Marx menjelaskan, masyarakat yang asli tidak mengenal pertengatangan kelas. Adanya kelas-kelas di masyarakat disebabkan karena pengkhususan pekerjaan dan karena timbulnya gagasan tentang milik pribadi. Hal ini menyebabkan adanya kelas pemilik (kaum kapitasl) dan kelas yang tanpa milik (kaum proletar), yang saling bertentangan. Jurang di antar yang kaya dan yang miskin di antara kaum kapitalis dan kaum proletar makin melebar. Maka tidak dapat dielakkan lagi timbullah krisis yang hebat. Sebab penawaran barang-barang di pasar makin bertambah, karena produksi makin berlimpah-limpah, akan tetapi daya beli tidak ada. Masyarakat yang demikian akan runtuh. Maka inilah waktunya kaum proletar bersatu merebut kekuasaan dengan suatu revolusi, suatu masyarakat yang tanpa kelas.[11]
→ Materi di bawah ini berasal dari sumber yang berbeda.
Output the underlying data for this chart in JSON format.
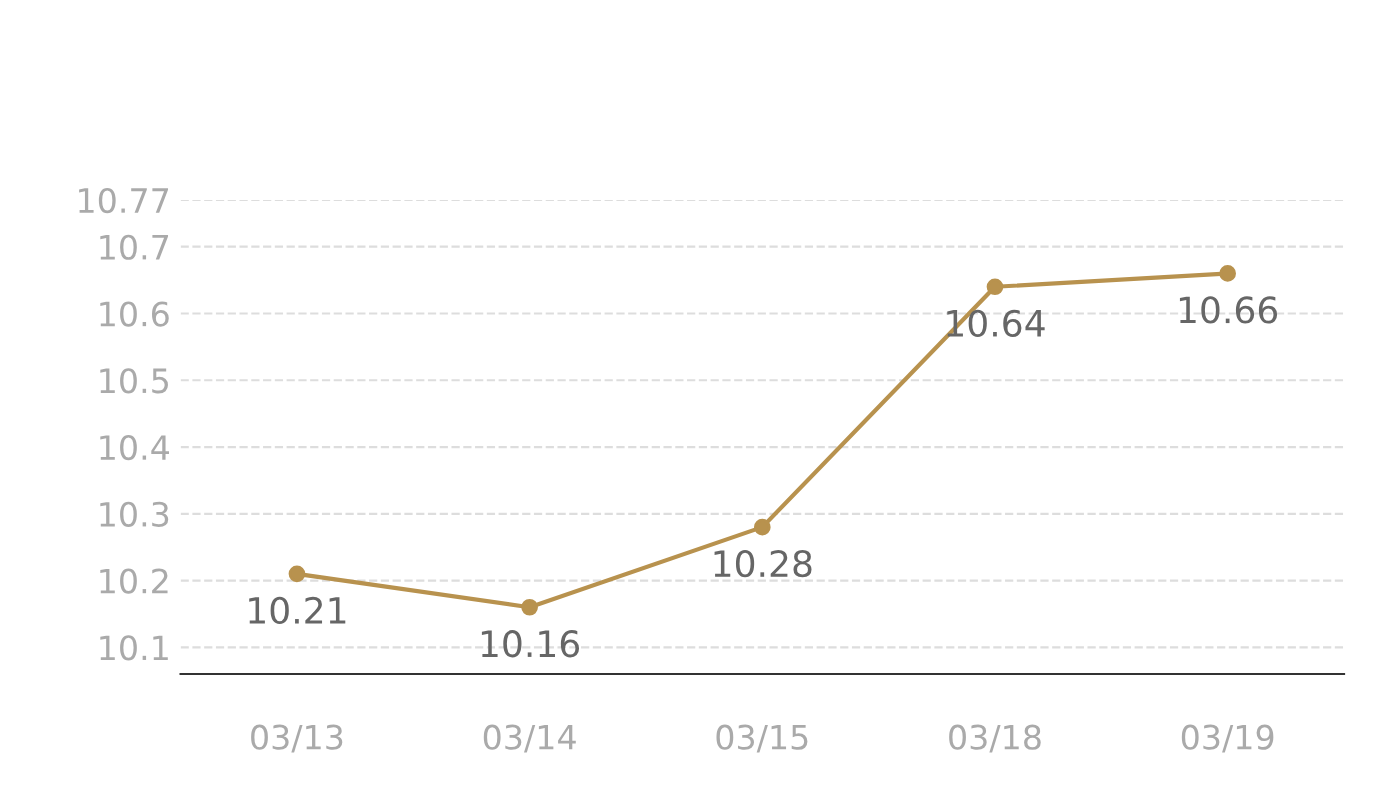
{
  "chart_data": {
    "type": "line",
    "categories": [
      "03/13",
      "03/14",
      "03/15",
      "03/18",
      "03/19"
    ],
    "series": [
      {
        "color": "#b8924e",
        "values": [
          10.21,
          10.16,
          10.28,
          10.64,
          10.66
        ]
      }
    ],
    "ylim": [
      10.06,
      10.77
    ],
    "yticks": [
      10.1,
      10.2,
      10.3,
      10.4,
      10.5,
      10.6,
      10.7,
      10.77
    ],
    "grid": "y",
    "marker": "circle",
    "line_style": "solid",
    "data_labels": true
  }
}
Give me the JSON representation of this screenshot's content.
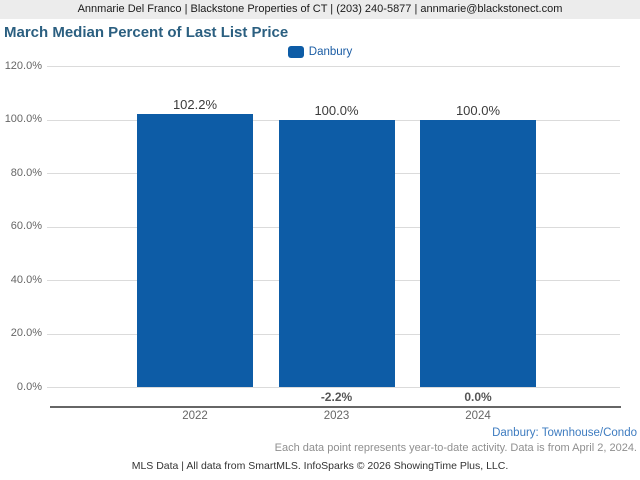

Karl Marx beserta teman dekatnya, yakni Friedrich Engles (1820-1895) menuliskan sebuah buku “Das Kapital”, yang isinya kurang lebih tentang bagaimana ekonomi sosial atau komunis diorganisasikan. Yang kemudian disusul buku The Communist Manifesto (1848) yang berisikan daftar singkat karakter alamiah komunis. Prinsip-prinsip komunis modern dalam bukunya tersebut antara lain :[12]
·         pengahapusan kekayaan tanah dan menerapkan sewa tanah bagi tujuan-tujuan publik.
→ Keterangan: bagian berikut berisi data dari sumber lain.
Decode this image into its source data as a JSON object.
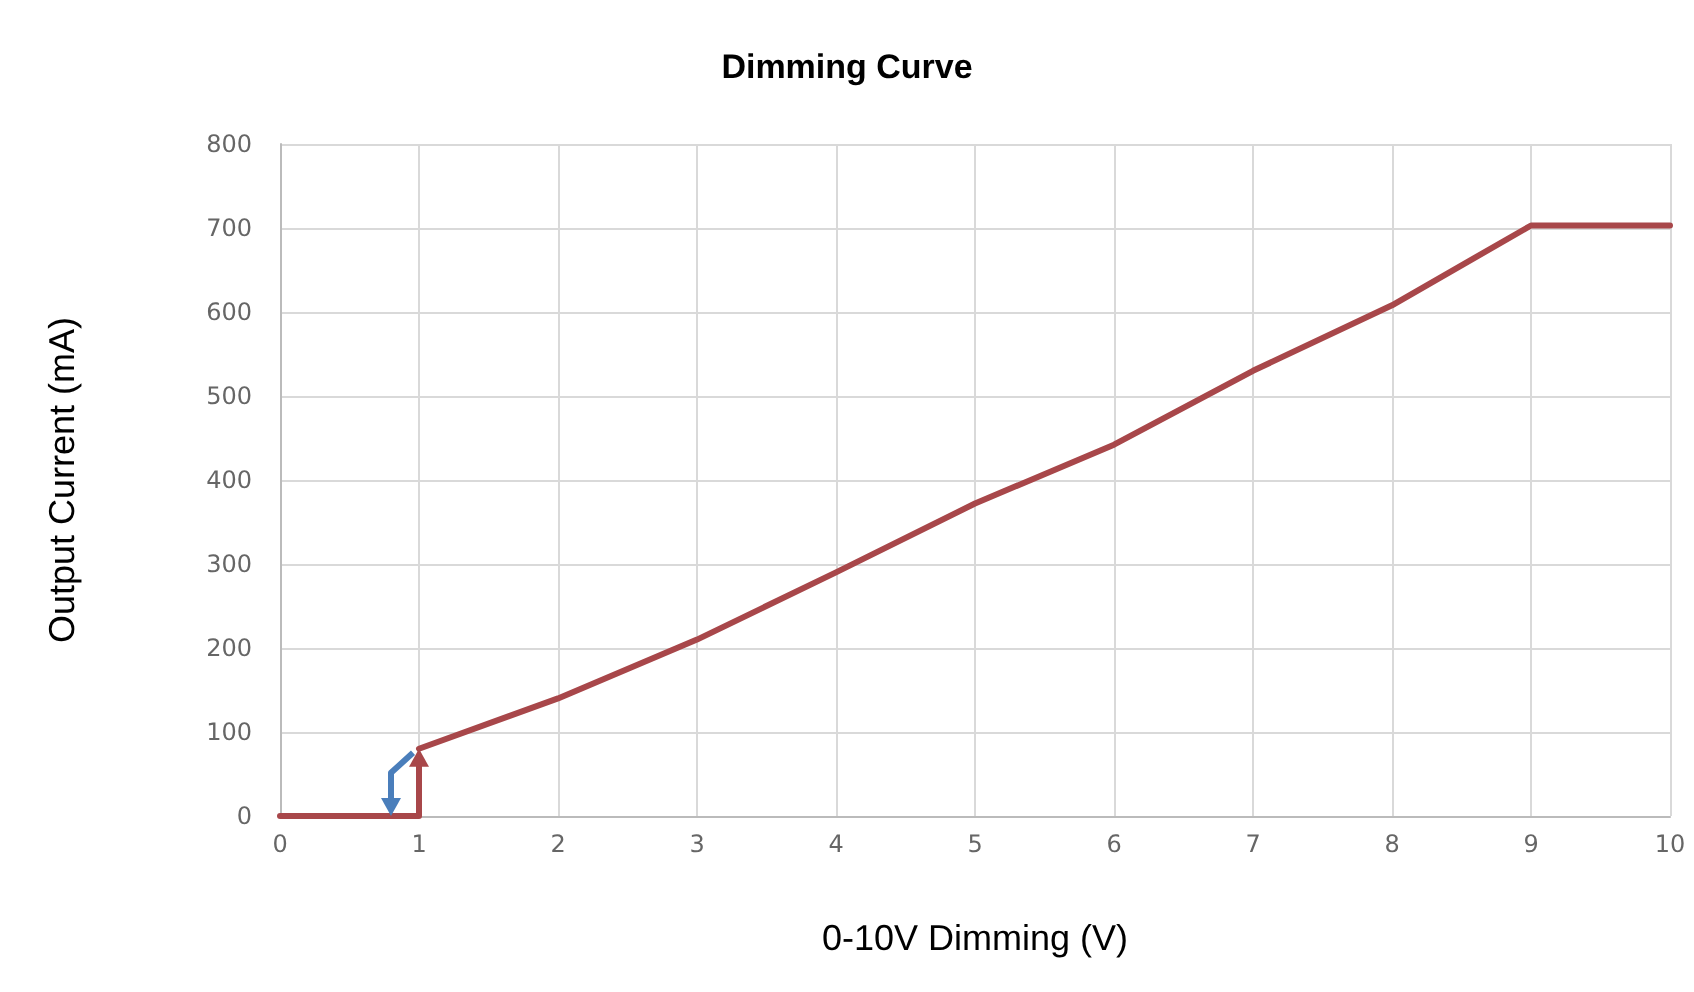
{
  "chart_data": {
    "type": "line",
    "title": "Dimming Curve",
    "xlabel": "0-10V Dimming (V)",
    "ylabel": "Output Current (mA)",
    "series": [
      {
        "color": "#a8474a",
        "x": [
          0,
          1
        ],
        "values": [
          0,
          0
        ]
      },
      {
        "color": "#a8474a",
        "x": [
          1,
          2,
          3,
          4,
          5,
          6,
          7,
          8,
          9,
          10
        ],
        "values": [
          80,
          140,
          210,
          290,
          372,
          442,
          530,
          608,
          703,
          703
        ]
      }
    ],
    "xlim": [
      0,
      10
    ],
    "xticks": [
      0,
      1,
      2,
      3,
      4,
      5,
      6,
      7,
      8,
      9,
      10
    ],
    "ylim": [
      0,
      800
    ],
    "yticks": [
      0,
      100,
      200,
      300,
      400,
      500,
      600,
      700,
      800
    ],
    "grid": true,
    "marker": "none",
    "line_style": "solid"
  }
}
·         pengenaan pajak pendapat (tax income) yang bertingkat.
·         pengapusan seluruh hak-hak warisan.
·         penarikan kekayaan seluruh emigran dan para penjahat atau pemberontak.
·         Sentralisasi kredit pada negara melalui bank nasional dengan modal negara dan monopoli yang bersifat eksklusif.
·         Sentralisasi alat-alat komunikasi, dan transportasi di tangan negara.
·         Perluasan pabrik dan alat-alat produksi yang dimilki oleh negara, menggarap tanah yang tanah, dan meningkatkan guna tanah yang sesuai dengan perencanaan umum.
Karl Marx percaya dalam kapitalisme, terjadi keterasingan manusia dari dirinya sendiri. Kekayaan pribadi dan pasar menurutnya tidak memberikan nilai dan arti pada semua yang mereka rasakan sehingga mengasingkan manusia, manusia dari diri mereka sendiri. Hasil keberadaan pasar, khususnya pasar tenaga kerja menjauhkan kemampuan manusia untuk memperoleh kebahagiaan sejati, karena dia menjauhkan cinta dan persahabatan. Dia berpendepat bahwa dalam ekonomi klasik, menerima pasar tanpa memperhatikan kekayaan pribadi, dan pengaruh kebradaan pasar pada manusia. Sehingga sangat penting untuk mengetahui hubungan antara kekayaan pribadi, ketamakan, pemisahan buruh, modal dan kekayaan tanah, antara pertukaran dengan kompetisi, nilai dan devaluasi manusia, monopoli dan kompetisi dan lain-lain.  Hasil dari teori historis Karl Marx pada masyarakat antara lain :
·         masyarakat feudalisme, dimana faktor-faktor produksi berupa tanah pertanian dikuasai oleh tuan-tuan tanah.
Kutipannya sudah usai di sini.